Poisson Example 2D#

Author: Cian Wilson

Description#

As a reminder, in this case we are seeking the approximate solution to

(41)#\[\begin{equation} - \nabla^2 T = -\tfrac{5}{4} \exp \left( x+\tfrac{y}{2} \right) \end{equation}\]

in a unit square, \(\Omega=[0,1]\times[0,1]\), imposing the boundary conditions

(42)#\[\begin{align} T &= \exp\left(x+\tfrac{y}{2}\right) && \text{on } \partial\Omega \text{ where } x=0 \text{ or } y=0 \\ \nabla T\cdot \hat{\vec{n}} &= \exp\left(x + \tfrac{y}{2}\right) && \text{on } \partial\Omega \text{ where } x=1 \\ \nabla T\cdot \hat{\vec{n}} &= \tfrac{1}{2}\exp\left(x + \tfrac{y}{2}\right) && \text{on } \partial\Omega \text{ where } y=1 \end{align}\]

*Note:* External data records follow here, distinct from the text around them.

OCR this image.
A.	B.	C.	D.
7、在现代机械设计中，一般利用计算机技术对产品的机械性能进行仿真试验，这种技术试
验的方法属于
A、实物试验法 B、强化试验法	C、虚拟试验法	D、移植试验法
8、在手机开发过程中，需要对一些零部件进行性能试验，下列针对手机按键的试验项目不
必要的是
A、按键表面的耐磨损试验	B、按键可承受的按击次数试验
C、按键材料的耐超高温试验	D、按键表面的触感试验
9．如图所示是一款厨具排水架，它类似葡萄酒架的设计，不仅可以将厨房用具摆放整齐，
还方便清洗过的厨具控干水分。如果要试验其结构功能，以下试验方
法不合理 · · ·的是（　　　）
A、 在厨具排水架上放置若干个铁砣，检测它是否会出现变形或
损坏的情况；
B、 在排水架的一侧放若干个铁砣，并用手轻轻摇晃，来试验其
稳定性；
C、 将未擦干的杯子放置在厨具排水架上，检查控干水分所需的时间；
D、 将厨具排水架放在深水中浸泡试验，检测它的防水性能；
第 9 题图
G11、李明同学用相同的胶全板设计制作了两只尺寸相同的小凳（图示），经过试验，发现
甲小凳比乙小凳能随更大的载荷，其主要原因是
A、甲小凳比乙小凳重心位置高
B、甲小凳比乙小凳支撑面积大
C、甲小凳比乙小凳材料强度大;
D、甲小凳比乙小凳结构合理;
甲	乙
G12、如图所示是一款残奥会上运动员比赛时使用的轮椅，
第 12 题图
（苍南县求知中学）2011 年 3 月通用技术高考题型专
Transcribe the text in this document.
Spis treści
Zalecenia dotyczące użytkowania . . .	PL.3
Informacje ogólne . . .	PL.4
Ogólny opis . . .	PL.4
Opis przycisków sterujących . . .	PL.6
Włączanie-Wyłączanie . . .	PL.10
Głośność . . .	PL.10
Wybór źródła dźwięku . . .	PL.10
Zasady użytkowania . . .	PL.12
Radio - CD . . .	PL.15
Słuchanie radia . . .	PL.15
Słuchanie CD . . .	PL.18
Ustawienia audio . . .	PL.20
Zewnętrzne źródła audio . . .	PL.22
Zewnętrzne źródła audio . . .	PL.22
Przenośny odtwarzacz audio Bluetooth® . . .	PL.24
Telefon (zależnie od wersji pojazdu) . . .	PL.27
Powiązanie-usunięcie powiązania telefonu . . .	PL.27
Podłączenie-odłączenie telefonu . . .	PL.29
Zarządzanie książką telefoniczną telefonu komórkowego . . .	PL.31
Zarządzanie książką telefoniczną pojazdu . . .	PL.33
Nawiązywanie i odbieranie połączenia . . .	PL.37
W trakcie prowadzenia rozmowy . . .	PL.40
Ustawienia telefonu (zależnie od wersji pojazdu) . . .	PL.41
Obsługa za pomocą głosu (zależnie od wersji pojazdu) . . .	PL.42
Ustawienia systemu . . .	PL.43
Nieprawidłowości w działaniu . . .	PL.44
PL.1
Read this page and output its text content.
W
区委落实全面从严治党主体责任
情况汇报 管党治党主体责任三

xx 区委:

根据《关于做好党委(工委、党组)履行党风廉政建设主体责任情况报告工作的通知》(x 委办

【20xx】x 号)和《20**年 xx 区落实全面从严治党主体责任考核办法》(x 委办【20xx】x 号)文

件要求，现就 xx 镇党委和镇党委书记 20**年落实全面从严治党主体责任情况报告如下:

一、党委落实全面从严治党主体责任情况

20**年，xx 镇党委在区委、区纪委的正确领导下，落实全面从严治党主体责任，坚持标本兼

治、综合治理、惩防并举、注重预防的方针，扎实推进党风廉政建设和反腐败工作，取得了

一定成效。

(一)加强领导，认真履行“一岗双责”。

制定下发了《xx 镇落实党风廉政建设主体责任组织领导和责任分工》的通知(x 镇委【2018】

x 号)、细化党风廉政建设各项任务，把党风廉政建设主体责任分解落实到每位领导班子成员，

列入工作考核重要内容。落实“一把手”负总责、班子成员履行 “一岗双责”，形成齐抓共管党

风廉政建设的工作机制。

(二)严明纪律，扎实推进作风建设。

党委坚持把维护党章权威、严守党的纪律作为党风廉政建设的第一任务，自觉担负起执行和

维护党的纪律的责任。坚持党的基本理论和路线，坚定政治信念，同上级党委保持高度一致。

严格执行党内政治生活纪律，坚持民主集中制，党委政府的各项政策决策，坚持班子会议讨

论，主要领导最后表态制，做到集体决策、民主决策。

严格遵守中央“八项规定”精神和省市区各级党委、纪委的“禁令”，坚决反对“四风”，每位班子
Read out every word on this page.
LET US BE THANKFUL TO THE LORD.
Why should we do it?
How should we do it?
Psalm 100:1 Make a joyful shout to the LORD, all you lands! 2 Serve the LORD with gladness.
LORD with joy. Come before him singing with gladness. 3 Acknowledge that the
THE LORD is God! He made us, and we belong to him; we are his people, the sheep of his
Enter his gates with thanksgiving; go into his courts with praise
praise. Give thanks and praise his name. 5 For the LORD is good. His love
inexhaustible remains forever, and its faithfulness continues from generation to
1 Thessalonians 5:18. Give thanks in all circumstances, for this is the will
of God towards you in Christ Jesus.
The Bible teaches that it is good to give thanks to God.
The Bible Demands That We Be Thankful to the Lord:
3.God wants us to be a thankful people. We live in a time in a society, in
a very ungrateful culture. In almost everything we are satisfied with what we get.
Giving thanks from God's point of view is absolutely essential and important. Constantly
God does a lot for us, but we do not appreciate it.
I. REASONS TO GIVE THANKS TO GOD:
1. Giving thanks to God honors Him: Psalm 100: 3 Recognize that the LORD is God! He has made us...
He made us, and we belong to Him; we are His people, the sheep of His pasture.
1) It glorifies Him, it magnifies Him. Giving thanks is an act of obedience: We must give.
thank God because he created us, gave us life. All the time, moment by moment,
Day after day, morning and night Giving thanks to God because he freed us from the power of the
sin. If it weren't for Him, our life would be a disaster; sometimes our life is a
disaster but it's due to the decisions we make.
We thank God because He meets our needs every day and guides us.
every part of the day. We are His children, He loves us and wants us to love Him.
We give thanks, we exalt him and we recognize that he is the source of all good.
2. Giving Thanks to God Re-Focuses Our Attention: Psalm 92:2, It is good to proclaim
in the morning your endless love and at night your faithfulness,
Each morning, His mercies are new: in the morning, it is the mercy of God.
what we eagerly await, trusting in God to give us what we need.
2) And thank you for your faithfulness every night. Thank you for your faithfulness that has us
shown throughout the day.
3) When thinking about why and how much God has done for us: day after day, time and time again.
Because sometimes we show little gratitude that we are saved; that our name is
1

The analytical solution to this problem is \(T(x,y) = \exp\left(x+\tfrac{y}{2}\right)\).

Parallel Scaling#

In the previous notebook we tested that the error in our implementation of a Poisson problem in two-dimensions converged as the number of elements or the polynomial degree increased - a key feature of any numerical scheme. Another important property of a numerical implementation, particularly in greater than one-dimensional domains, is that they can scale in parallel. So-called strong scaling means that, as more computer processors are used, the time the calculation takes, known as the simulation wall time, decreases. (The alternative, weak scaling means that the wall time stays the same if the number of elements is increased proportionally to the number of processors.)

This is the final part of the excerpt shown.